Thanks everyone. Here is a picture of him when he was in training. He hasn't been ridden very much in the past few months since it has been winter and the place I was boarding him at didn't have an indoor arena. He's at a new stable now that does have an arena so I hope to start riding more often.


----------



## prettypalfrey (Mar 12, 2007)

He is beautiful


----------



## Babyrowz (Mar 16, 2007)

he looks lovely being ridden.i love the movement he has in trot!


----------



## pantha1 (Mar 15, 2007)

Hi,

You are very lucky to get a horse like this, they are very inteligent animals, learn fast and forget little.
I was lucky to ride several of these, they where trained to do tricks, eg:-laydown, rear, rear and kick, dresage, etc.
Do you know of his background, has he been trained in any of these areas.
If so, you may be able to learn some of the aids. can be tricky.

Is he a stallion, or gelding, if uncut, has papers and has a very good temp. you could consider breeding with him.

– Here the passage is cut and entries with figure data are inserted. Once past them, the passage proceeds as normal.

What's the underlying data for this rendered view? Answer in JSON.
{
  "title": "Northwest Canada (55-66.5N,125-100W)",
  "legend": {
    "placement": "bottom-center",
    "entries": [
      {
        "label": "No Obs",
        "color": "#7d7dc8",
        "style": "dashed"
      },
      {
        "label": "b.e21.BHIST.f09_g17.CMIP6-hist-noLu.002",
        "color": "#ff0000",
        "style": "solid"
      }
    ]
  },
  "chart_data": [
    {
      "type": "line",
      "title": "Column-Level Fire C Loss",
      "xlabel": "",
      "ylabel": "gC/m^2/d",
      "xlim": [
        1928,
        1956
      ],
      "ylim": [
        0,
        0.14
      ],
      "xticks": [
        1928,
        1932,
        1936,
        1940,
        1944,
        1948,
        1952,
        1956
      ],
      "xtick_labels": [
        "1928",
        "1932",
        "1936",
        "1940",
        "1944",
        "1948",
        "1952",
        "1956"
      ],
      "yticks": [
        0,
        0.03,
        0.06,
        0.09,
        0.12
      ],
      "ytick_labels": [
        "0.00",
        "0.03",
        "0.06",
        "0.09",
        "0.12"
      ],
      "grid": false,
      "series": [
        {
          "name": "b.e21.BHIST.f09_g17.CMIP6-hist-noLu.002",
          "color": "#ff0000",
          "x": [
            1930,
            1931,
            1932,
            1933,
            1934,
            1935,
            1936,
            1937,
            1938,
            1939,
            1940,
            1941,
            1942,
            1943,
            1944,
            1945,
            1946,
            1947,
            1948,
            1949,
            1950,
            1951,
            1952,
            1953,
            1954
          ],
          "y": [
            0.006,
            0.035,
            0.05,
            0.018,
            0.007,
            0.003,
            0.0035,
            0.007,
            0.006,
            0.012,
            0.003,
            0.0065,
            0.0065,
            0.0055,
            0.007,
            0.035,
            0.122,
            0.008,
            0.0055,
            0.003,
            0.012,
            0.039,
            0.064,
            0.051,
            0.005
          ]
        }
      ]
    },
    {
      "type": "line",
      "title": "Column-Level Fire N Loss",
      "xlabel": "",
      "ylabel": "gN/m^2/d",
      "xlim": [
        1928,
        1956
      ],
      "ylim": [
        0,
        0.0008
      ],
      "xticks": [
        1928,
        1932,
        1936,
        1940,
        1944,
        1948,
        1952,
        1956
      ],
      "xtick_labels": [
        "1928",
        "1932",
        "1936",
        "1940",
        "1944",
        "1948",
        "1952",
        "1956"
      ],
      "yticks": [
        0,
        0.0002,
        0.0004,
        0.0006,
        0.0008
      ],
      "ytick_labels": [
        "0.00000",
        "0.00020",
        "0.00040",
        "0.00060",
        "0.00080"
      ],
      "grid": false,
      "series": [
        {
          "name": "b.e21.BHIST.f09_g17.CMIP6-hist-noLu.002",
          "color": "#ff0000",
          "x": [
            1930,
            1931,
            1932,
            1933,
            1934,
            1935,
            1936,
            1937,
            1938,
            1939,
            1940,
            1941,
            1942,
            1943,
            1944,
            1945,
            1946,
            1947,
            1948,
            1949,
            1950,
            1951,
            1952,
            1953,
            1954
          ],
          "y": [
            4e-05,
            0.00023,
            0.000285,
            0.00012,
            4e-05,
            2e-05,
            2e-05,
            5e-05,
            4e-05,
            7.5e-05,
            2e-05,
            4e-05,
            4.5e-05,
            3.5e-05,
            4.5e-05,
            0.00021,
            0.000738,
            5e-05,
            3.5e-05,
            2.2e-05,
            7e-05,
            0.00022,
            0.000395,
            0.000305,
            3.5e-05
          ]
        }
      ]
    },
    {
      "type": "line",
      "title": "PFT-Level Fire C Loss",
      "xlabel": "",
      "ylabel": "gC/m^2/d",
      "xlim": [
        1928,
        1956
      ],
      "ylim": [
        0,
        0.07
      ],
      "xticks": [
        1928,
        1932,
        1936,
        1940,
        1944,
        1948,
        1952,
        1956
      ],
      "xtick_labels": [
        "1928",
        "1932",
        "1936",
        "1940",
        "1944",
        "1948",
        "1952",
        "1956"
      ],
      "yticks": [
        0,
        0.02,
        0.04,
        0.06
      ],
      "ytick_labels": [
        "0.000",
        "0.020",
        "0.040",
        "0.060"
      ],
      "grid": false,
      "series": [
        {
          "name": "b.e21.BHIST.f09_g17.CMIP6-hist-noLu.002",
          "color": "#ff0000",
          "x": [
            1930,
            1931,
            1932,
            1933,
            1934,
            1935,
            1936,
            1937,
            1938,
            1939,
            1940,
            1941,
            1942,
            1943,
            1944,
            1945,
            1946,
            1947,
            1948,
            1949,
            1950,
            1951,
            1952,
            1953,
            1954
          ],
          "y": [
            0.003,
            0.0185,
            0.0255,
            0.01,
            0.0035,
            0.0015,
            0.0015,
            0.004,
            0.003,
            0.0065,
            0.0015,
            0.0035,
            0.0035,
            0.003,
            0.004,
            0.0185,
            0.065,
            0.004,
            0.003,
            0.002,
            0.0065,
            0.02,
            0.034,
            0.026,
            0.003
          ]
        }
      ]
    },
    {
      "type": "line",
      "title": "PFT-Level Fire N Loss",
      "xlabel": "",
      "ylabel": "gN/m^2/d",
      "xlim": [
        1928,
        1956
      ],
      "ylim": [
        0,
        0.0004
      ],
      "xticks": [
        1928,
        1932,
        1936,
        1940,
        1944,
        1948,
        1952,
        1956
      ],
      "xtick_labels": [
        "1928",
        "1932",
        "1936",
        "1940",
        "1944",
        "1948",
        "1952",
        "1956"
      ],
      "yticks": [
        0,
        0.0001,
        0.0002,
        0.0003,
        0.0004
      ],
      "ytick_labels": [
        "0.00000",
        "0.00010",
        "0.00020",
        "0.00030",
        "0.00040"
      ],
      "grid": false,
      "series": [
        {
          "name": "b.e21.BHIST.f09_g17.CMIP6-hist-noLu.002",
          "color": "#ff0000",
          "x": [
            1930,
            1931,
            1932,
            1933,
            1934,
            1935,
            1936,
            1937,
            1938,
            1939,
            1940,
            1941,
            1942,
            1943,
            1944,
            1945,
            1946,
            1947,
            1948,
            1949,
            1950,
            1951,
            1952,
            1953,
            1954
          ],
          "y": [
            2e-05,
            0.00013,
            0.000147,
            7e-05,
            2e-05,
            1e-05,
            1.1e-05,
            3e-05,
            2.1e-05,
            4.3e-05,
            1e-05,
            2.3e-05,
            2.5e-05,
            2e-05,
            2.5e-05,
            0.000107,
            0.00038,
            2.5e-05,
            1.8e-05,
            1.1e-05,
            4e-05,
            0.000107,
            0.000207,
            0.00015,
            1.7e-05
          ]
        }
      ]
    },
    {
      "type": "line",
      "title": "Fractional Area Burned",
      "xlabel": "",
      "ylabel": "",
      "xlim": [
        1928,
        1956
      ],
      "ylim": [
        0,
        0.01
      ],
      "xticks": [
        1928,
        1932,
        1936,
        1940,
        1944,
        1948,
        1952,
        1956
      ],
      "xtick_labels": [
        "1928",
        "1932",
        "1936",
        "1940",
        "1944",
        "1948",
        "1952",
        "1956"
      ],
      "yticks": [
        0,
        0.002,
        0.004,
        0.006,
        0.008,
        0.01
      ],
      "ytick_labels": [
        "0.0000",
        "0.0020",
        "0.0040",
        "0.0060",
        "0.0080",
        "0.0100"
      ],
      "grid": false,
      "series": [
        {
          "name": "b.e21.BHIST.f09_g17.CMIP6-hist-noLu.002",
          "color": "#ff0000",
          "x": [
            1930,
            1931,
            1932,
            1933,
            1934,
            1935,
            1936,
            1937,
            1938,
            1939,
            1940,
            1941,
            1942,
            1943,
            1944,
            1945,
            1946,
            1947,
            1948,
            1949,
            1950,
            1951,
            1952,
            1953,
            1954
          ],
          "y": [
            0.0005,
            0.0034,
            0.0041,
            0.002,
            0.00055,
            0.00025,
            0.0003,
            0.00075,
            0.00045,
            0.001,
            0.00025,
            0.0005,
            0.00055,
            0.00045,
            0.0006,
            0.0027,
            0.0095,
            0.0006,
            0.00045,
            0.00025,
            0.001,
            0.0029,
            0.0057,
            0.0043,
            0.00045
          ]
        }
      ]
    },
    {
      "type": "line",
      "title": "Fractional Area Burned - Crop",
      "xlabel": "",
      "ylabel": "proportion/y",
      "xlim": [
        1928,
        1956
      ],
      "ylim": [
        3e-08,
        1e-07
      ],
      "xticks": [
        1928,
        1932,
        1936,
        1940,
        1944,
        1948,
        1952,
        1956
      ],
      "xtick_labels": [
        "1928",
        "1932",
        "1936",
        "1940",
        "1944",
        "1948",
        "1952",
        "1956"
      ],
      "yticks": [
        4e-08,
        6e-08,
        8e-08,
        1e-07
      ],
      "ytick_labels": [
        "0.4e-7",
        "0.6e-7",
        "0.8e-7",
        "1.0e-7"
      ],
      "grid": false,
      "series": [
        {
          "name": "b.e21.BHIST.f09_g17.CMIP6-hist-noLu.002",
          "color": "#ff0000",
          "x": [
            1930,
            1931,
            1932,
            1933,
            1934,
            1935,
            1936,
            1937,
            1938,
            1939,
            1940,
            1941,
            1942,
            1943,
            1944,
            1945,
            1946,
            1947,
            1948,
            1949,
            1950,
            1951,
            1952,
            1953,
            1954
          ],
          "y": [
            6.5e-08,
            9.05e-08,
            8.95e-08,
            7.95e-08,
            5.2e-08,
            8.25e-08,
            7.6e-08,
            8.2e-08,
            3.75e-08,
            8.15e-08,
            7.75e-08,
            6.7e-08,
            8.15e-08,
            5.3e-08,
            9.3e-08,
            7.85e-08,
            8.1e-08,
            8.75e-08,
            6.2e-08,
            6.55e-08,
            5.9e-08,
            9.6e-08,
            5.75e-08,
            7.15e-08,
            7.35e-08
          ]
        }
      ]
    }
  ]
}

nice boy..................


----------



## DarkAndalusian (Mar 16, 2007)

Thanks!
Cad is a gelding. He was kept as a breeding stallion until he was 5 - he is 9 now. He has two babies on the ground, one is out of a qh mare and one is out of an arab. I would have loved to see him crossed with a purered Andy. 
He has excellent bloodlines. He is a Leviton grandson as well as a Regalado grandson. His bloodlines can be seen on allbreedpedigree.com under his registered name, Chukote. 
I've used him as a dressage horse and that is where most of his training is. We've won several ribbons and championships at the lower levels and the only things stopping us from showing at the mid-upper levels are time and money. 
When he was in training last summer (when the under saddle picture was taken) he was being taught the Spanish Walk. 
I've also done a little bit of jumping, eventing, hunter, and (don't laugh) barrel racing and cutting with Cad. Just for fun. His dressage training really helped with the cutting. He is very responsive and can turn on a dime.
His temperment is wonderful. I have my niece and nephews (ages 3-10) around him all the time and he is wonderful with them. My nephew is riding him in my avatar pic. He's the kind of horse I as an advanced rider can get on and have fun with, and then I can stick a kid on him (on the lunge line or on a lead rope, of course) and he will take care of them. =) I really really with he were still a stud because I would love to have a foal or two by him. And I know a lot of people who would love to have one similar to him.


----------



## DarkAndalusian (Mar 16, 2007)

This has always been one of my favorite shots of Cad... even though the quality stinks. =/


----------



## hsharp123 (Mar 22, 2007)

He is STUNNING!!

I think the (just been riden pic did him no justice but then i guess he had sweated on his ride and was also tired!

You are very lucky!!!

Enjoy the new arena and being able to get riding again-its so difficult without one (ground to soft and then to hard-impossible i know myself!)

Elz x


----------